Autonomous Robotic Plane Flies Indoors
Researchers have been working for decades on the most challenging aspect of control algorithms for autonomous helicopters that pilot themselves.
But the team of talented MIT's Robust Robotics Group has modulated themselves for an even tougher challenge of developing autonomous-control algorithms for the indoor flight of GPS-denied airplanes. At the 2011 International Conference on Robotics and Automation (ICRA), a team of researchers from the group described an algorithm for calculating a plane's trajectory; in 2012, at the same conference, they presented an algorithm for determining its 'state' - its location, physical orientation, velocity and acceleration.
The MIT researchers have wrapped up with a series of flight tests in which an autonomous robotic plane running their state-estimation algorithm successfully threaded its way among pillars in the parking garage under MIT's Stata Center.
"The reason that we switched from the helicopter to the fixed-wing vehicle is that the fixed-wing vehicle is a more complicated and interesting problem, but also that it has a much longer flight time," says Nick Roy, an associate professor of aeronautics and astronautics and head of the Robust Robotics Group. "The helicopter is working very hard just to keep itself in the air, and we wanted to be able to fly longer distances for longer periods of time. With the plane, the problem is more complicated because it's going much faster, and it can't do arbitrary motions. They can't go sideways, they can't hover, and they have a stall speed."
The researchers built their own plane in order to buy a little extra time for their algorithms to execute, and to ensure maneuverability in close quarters.
The study author Adam Bry, a graduate student in the Department of Aeronautics and Astronautics consulted AeroAstro professor Mark Drela about the plane's design.
This challenge undertaken by the MIT researchers is new area of research they have to deal with problem of autonomous plane navigation in confined spaces that is very difficult; hence the team is initially giving its plane a leg up by providing it with an accurate digital map of its environment.

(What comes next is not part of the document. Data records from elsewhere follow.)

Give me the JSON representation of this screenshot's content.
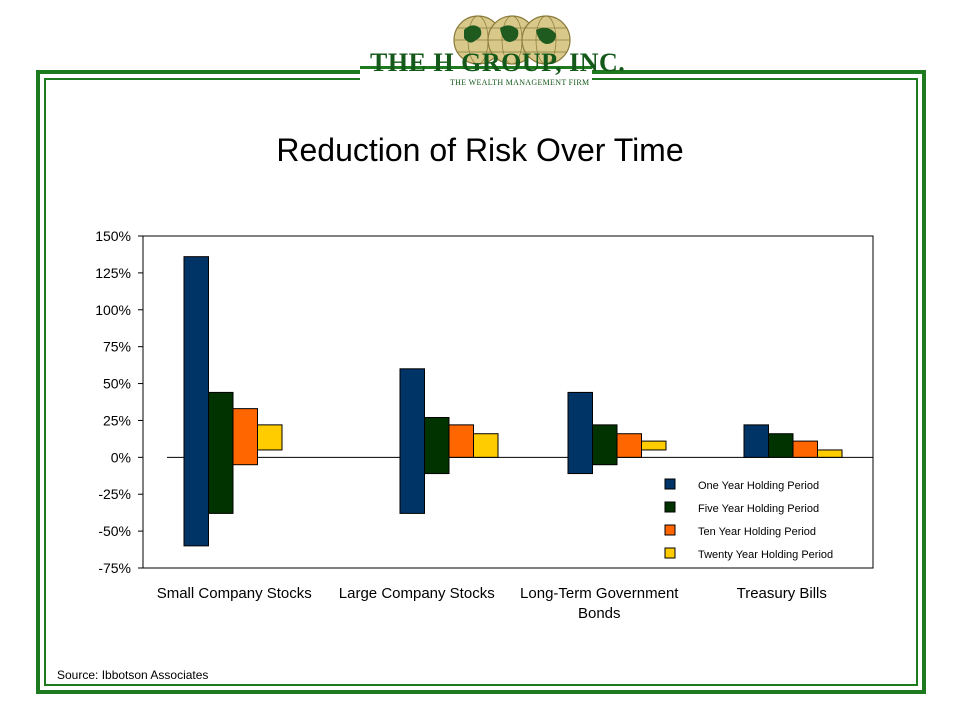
{
  "logo": {
    "name": "THE H GROUP, INC.",
    "tagline": "THE WEALTH MANAGEMENT FIRM"
  },
  "source": "Source: Ibbotson Associates",
  "colors": {
    "frame": "#1e7a1e",
    "series": [
      "#003366",
      "#003300",
      "#ff6600",
      "#ffcc00"
    ]
  },
  "chart_data": {
    "type": "bar",
    "title": "Reduction of Risk Over Time",
    "xlabel": "",
    "ylabel": "",
    "ylim": [
      -75,
      150
    ],
    "y_ticks": [
      "150%",
      "125%",
      "100%",
      "75%",
      "50%",
      "25%",
      "0%",
      "-25%",
      "-50%",
      "-75%"
    ],
    "y_tick_values": [
      150,
      125,
      100,
      75,
      50,
      25,
      0,
      -25,
      -50,
      -75
    ],
    "categories": [
      "Small Company Stocks",
      "Large Company Stocks",
      "Long-Term Government Bonds",
      "Treasury Bills"
    ],
    "category_lines": [
      [
        "Small Company Stocks"
      ],
      [
        "Large Company Stocks"
      ],
      [
        "Long-Term Government",
        "Bonds"
      ],
      [
        "Treasury Bills"
      ]
    ],
    "legend_position": "bottom-right (inside plot)",
    "grid": false,
    "series": [
      {
        "name": "One Year Holding Period",
        "ranges": [
          [
            -60,
            136
          ],
          [
            -38,
            60
          ],
          [
            -11,
            44
          ],
          [
            0,
            22
          ]
        ]
      },
      {
        "name": "Five Year Holding Period",
        "ranges": [
          [
            -38,
            44
          ],
          [
            -11,
            27
          ],
          [
            -5,
            22
          ],
          [
            0,
            16
          ]
        ]
      },
      {
        "name": "Ten Year Holding Period",
        "ranges": [
          [
            -5,
            33
          ],
          [
            0,
            22
          ],
          [
            0,
            16
          ],
          [
            0,
            11
          ]
        ]
      },
      {
        "name": "Twenty Year Holding Period",
        "ranges": [
          [
            5,
            22
          ],
          [
            0,
            16
          ],
          [
            5,
            11
          ],
          [
            0,
            5
          ]
        ]
      }
    ]
  }
}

But the plane still has to determine where it is on the map in real time, using data from a laser rangefinder and inertial sensors accelerometers and gyroscopes that it carries on board.
Because many of those properties are multidimensional, to determine its state at any moment, the plane has to calculate 15 different values.
Paul Newman, a professor of information engineering at the University of Oxford and leader of Oxford's Mobile Robotics Group, says that because autonomous plane navigation in confined spaces is such a new research area, the MIT team's work is as valuable for the questions it raises as the answers it provides. "Looking beyond the obvious excellence in systems," Newman says, the work "raises interesting questions which cannot be easily bypassed."
The MIT researchers' next step will be to develop algorithms that can build a map of the plane's environment on the fly.